The Laker coaching staff moved Miller up to JV as a freshman. He was only 6-foot-1 at that time, but shot up to 6-5 as a sophomore and to 6-6 1/2 or 6-7 as a junior.
He started as a sophomore, and was “pretty much something to be reckoned with,” as he puts it, by his junior season.
“I did well,” he said. “I might have made honorable mention (all-league) as a sophomore, and played pretty well as a junior.”
The following fall he got as far as two scrimmages before his accident.
“I was looking forward to my senior season with great anticipation,” he said.”Then it happened. The highlight of my senior year was climbing hills and going to pep rallies with a cast on my leg.”
Miller’s downfall was also difficult for the Laker team, which would have teamed Miller with a talented and improving junior, Maurice McDonald, and a sharpshooting senior guard, John Lipani.
“John and I spent a lot of time together,” Miller said of Lipani. "We played a lot of basketball together, enjoyed the sport and the competition. We took it to each other. I was going to be the inside force and he had an excellent jump shot. We had big anticipations. Denny Smith might have shed a tear or two (when I got injured).”
By spring sports season, Miller was pretty much healed and took part in track.
“My buddies talked me into that,” he said. “I did the high jump and threw the shot put. I had no form, but had a lot of leverage. I whipped (the shot) out there.”

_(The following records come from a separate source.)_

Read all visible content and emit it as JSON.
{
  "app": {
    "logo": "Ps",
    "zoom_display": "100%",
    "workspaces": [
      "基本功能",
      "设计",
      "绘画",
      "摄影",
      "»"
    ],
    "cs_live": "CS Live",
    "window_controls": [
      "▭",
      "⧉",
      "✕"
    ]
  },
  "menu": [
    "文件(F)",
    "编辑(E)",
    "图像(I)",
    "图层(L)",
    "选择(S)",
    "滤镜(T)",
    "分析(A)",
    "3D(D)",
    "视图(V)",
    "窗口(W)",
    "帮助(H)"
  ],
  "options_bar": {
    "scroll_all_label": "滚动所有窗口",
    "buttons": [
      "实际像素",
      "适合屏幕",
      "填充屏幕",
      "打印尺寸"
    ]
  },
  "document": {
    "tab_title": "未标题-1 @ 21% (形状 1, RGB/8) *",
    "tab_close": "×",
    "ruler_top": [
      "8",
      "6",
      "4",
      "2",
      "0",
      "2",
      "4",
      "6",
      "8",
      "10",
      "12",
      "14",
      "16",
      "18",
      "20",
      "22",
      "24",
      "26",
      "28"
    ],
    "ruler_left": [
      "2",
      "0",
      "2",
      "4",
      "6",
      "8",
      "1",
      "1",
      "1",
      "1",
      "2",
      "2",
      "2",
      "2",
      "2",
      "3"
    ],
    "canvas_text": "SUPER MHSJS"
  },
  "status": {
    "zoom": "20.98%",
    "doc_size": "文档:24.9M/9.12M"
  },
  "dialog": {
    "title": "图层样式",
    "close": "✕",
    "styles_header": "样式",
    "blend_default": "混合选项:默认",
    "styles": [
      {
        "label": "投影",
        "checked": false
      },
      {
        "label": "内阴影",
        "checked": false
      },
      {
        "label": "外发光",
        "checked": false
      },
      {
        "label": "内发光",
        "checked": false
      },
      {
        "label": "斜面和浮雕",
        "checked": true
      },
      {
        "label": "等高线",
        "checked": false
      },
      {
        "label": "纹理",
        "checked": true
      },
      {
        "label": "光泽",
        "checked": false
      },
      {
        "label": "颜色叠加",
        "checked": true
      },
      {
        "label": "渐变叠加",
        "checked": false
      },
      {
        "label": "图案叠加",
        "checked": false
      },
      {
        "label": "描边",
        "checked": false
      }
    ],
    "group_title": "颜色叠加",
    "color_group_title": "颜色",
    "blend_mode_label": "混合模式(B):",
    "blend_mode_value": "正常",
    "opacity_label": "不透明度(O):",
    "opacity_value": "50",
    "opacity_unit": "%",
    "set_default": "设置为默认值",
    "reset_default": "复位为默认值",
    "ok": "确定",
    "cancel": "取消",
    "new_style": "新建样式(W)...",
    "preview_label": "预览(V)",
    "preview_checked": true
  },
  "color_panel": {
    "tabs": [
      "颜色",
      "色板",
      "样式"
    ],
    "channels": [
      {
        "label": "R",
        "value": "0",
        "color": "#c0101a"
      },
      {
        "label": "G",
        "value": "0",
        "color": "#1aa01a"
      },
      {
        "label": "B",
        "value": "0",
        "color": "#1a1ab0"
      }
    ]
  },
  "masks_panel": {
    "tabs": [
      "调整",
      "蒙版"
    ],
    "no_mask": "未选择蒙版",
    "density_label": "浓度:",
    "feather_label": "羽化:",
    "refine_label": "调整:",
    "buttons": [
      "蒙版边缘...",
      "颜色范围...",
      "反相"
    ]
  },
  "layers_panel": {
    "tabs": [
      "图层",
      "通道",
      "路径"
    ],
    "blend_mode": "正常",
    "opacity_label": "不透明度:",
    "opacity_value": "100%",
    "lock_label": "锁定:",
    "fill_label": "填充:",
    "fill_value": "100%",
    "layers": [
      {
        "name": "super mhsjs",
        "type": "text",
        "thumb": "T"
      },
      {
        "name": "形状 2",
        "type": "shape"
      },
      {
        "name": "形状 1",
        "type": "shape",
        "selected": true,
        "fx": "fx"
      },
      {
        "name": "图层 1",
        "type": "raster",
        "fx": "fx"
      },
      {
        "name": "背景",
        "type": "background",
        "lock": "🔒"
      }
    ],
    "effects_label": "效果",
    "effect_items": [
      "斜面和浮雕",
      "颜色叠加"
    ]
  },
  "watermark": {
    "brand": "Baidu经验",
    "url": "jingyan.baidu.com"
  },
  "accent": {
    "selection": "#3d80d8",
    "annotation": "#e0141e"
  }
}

Miller did get a few college nibbles from schools like Cleveland State and Kent State. Bobby Huggins, then coaching Walsh, expressed a little interest. But eventually, it came down to Hiram.
“When all is said and done, I have no regrets,” Miller said. “I was a four-year starter at center on the varsity squad every game of my career. I pretty much played all the time. I couldn’t have done that at a Divison I school.”
During Miller’s freshman year, he played alongside Brad Ellis, the Geneva sharpshooter who went on to become coach of the Eagles for several successful seasons and is in the ACBF Hall of Fame while also serving as president of the ACBF.
“He was at the heyday of his career,” Miller said of Ellis. "He was a good shooter and a good teammate and player.”
For his own part, Miller figures he averaged about 13 points a game for his career, winding up with either 983 or 987 points for the Terriers. 
Playing center, Miller contributed, especially on the offensive end of the court, from his freshman season.
“I got a good share of rebounds, too, and was always a pretty good shot-blocker,” he said. “I had a pretty good leap for my height. I got my first dunk in competition as a sophomore in high school. I hung on the rim and got a technical.”
Miller majored in business management at Hiram. He was a President’s Athletic Conference honorable-mention pick as a freshman, moved up to the second team by his junior year and won third-team honors as a senior.
In 2000 he was inducted into the Hiram College Athletic Hall of Fame.
“We won the league my senior season and made the Division III playoffs,” he said. “We went to Norwich, Connecticut. There were four teams there. We lost the first game, but the second night we won the consolation game. It was a wonderful experience.”
After graduation he went into the Electrolux Vacuum Cleaner trainee program before beginning a career in the lumber industry with 84 Lumber. He spent 19 years there, before moving to Carter Lumber, where he has worked for the past 10 years, currently in Burton, Michigan, near Flint. His wife, Laura, works for the City of Flint water department.
Alan and Laura have two sons: Warren, 22; and Andrew, 20. Both have inherited Alan’s height. Warren is 6-10 and Andrew 6-7 or 6-9. Andrew played basketball at Mott Junior College for a year.
Alan has a brother, David, two years younger than he is, who is retired from the military and now works at Wright-Patterson.
“There are a lot of good basketball players in (the Flint) area,” Miller said. “I have an opportunity to see a lot of great basketball. I don’t play much any more.
“I played pretty hard for three or four years in a men’s league, but I have arthritis in my joints, really bad in my shoulders."